Readers who have spent money have the right to express their opinions, as long as they don’t engage in personal attacks, instigate conflict, intentionally misinterpret things, or overgeneralize. Whether my writing is good, whether everyone likes a character—these are all very normal opinions that can be discussed. Positive or negative, I’m fine with either. I hope everyone won’t take it too seriously.
The comment section is a place for everyone to express their views. I hope there will be less arguing, and I will update more. Happy reading!
P.S. I don’t recommend that everyone “blindly” recommend my story, because it’s actually very easy to step on landmines. Its flaws are very obvious.
If you truly want to recommend it, please explain the flaws first: things like the many typos, the early-stage bullet comments being a turn-off, the character logic being especially “chuunibyou,” the lack of romance, the “ML” being more like a background character, and so on.
Don’t only talk about the good points. When recommending it, I only hope you’ll say it’s relatively interesting. Please don’t say things like it’s “profound,” “deeply moving,” or “the absolute best”! QAQ
On one hand, it doesn’t live up to that kind of praise.

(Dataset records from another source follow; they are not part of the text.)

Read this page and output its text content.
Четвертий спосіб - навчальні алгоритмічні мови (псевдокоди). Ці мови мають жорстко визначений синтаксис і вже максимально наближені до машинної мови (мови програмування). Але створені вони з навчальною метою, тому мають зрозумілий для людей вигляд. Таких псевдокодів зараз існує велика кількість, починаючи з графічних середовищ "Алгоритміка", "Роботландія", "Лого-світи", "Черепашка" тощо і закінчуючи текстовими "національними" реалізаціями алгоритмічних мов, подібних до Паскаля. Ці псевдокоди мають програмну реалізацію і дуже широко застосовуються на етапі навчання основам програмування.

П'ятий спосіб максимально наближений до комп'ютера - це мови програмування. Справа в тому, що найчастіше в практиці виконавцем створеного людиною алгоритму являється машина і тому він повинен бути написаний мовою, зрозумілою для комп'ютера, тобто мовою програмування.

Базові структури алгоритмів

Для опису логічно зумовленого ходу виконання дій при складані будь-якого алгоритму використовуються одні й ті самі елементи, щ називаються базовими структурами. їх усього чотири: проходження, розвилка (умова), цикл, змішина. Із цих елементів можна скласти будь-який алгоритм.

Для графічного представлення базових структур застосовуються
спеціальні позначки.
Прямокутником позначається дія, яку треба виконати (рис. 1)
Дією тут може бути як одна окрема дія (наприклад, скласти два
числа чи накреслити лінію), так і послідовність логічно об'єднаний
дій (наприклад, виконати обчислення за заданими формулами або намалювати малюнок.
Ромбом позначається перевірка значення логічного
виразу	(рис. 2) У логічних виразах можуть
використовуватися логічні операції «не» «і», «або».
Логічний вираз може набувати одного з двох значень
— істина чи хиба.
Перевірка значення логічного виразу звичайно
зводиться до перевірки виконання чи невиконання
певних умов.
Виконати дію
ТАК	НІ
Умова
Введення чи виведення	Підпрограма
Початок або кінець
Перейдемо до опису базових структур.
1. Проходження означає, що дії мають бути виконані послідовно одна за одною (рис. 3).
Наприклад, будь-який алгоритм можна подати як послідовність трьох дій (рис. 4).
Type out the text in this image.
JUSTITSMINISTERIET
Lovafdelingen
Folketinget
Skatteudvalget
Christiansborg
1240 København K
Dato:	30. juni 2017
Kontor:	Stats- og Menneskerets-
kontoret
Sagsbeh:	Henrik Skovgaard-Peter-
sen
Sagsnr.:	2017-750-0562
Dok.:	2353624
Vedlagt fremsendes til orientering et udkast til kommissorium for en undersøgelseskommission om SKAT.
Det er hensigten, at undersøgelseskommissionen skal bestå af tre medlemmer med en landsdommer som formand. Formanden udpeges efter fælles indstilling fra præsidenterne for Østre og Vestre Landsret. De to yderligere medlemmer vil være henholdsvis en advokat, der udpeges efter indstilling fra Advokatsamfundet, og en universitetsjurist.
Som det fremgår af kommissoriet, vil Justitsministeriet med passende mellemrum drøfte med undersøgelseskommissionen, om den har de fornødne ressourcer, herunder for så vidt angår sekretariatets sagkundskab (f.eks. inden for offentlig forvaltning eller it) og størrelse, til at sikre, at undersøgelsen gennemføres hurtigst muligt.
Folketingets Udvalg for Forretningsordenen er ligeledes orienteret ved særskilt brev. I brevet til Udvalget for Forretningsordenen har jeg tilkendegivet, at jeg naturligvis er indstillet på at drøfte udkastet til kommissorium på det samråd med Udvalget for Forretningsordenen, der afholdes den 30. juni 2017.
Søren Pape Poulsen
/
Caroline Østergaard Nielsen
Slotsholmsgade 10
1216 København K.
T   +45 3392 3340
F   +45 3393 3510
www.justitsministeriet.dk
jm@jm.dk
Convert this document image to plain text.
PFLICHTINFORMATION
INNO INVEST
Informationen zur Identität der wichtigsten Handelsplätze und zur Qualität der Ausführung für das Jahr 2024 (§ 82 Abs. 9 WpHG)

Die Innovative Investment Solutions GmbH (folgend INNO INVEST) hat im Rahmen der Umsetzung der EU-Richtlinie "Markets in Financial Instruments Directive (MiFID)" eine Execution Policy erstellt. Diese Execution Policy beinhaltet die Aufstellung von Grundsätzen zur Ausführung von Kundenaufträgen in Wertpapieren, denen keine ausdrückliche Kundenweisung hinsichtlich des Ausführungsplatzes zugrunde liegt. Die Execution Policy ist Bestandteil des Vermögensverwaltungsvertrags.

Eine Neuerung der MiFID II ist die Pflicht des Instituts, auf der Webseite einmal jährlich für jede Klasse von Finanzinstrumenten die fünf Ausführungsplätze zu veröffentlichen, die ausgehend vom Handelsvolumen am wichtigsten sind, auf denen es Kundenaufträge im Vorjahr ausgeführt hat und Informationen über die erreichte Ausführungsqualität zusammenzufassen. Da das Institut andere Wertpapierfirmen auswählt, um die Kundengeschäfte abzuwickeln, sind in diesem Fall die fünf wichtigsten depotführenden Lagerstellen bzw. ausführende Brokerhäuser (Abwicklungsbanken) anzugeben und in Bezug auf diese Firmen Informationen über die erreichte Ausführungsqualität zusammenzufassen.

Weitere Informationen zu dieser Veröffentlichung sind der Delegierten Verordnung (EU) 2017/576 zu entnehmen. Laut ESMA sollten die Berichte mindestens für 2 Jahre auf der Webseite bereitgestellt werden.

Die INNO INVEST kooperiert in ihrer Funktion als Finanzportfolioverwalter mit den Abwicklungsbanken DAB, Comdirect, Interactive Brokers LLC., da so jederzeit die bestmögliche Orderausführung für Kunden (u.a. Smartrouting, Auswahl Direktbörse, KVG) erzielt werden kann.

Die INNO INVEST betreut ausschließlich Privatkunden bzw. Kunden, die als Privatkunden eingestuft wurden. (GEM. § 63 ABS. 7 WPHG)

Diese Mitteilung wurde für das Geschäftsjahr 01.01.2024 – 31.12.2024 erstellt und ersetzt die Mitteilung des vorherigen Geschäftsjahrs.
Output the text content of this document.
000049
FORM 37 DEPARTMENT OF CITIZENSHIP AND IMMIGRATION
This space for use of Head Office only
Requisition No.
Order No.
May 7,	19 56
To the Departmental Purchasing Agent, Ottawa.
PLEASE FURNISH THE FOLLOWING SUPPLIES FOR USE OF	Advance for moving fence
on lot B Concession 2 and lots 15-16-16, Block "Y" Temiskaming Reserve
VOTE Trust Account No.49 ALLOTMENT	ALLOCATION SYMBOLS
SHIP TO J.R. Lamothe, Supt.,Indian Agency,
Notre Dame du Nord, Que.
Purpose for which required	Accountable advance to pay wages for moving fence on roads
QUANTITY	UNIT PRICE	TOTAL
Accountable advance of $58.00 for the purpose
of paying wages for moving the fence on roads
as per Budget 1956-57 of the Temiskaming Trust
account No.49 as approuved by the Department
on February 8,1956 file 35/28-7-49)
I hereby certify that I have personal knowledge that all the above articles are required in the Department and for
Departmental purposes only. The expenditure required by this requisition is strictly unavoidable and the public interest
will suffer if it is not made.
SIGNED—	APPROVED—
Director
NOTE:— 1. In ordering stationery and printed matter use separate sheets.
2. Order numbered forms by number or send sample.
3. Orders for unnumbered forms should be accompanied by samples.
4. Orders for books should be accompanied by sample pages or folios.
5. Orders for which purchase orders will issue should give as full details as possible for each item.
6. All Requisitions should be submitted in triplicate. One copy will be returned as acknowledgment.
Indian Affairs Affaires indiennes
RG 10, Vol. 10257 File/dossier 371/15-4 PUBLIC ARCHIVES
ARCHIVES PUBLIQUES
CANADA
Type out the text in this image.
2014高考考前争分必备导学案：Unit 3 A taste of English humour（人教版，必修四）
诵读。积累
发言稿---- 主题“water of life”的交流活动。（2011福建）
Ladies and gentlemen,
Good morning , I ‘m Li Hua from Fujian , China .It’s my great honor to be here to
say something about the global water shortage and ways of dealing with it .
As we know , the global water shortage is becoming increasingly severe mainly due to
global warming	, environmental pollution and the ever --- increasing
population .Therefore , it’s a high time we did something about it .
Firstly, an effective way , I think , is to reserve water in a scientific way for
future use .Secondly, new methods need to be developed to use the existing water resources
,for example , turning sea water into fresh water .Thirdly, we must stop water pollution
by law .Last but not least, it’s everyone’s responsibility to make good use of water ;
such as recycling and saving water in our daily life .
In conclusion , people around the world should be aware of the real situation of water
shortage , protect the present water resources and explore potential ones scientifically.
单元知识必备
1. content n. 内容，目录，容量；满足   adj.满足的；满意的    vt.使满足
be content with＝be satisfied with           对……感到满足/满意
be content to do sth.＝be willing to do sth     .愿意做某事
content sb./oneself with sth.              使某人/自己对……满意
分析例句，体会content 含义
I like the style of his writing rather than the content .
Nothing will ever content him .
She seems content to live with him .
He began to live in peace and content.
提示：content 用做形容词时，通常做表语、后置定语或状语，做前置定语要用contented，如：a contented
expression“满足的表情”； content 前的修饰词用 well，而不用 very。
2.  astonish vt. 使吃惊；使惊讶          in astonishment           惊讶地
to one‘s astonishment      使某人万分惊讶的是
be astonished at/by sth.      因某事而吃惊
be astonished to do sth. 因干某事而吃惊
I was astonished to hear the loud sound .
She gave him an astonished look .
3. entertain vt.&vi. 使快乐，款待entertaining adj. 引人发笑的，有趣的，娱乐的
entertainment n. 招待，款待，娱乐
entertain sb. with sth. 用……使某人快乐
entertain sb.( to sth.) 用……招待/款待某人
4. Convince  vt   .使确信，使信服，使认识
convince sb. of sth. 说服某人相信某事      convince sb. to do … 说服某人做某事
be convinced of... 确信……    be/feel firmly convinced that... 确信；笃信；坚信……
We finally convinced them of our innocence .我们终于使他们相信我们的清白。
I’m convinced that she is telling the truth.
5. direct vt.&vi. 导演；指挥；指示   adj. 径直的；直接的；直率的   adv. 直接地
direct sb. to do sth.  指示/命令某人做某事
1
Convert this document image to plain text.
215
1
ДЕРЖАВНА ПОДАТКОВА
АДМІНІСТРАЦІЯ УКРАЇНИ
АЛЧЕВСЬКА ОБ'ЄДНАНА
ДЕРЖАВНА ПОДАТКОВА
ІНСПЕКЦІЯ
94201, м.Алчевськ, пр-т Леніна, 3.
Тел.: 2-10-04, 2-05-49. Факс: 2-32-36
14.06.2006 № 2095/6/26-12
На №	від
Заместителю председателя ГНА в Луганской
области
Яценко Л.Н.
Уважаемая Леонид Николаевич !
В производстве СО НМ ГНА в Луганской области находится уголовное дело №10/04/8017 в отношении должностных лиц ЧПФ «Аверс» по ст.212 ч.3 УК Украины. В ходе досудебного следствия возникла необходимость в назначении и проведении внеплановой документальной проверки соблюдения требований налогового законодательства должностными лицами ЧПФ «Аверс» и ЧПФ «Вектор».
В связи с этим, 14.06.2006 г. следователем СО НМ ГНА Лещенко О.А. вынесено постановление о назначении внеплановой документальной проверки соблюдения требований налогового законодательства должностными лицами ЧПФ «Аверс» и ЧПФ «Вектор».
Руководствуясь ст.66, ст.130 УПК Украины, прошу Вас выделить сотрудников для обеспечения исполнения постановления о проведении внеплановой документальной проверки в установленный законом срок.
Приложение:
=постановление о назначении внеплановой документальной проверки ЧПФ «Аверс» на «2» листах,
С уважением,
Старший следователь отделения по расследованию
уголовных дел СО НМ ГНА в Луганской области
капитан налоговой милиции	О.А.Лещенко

On the other hand... I actually think that kind of recommendation is a bit of a turn-off, because I personally don’t read “profound” web novels. I just want to read “cars” and fast-paced face-slapping stories... Hey!
Finally, I hope everyone studies hard and makes progress every day in the new year. Just treat my story as a pastime, and don’t let it interfere with your normal life. Taking your phone to school just to read stories is absolutely, definitely not okay.
Also, I currently do not have, and will not establish in the future, any reader groups.
I have so many things to do. Sorry for troubling your eyes. Thank you, thank you.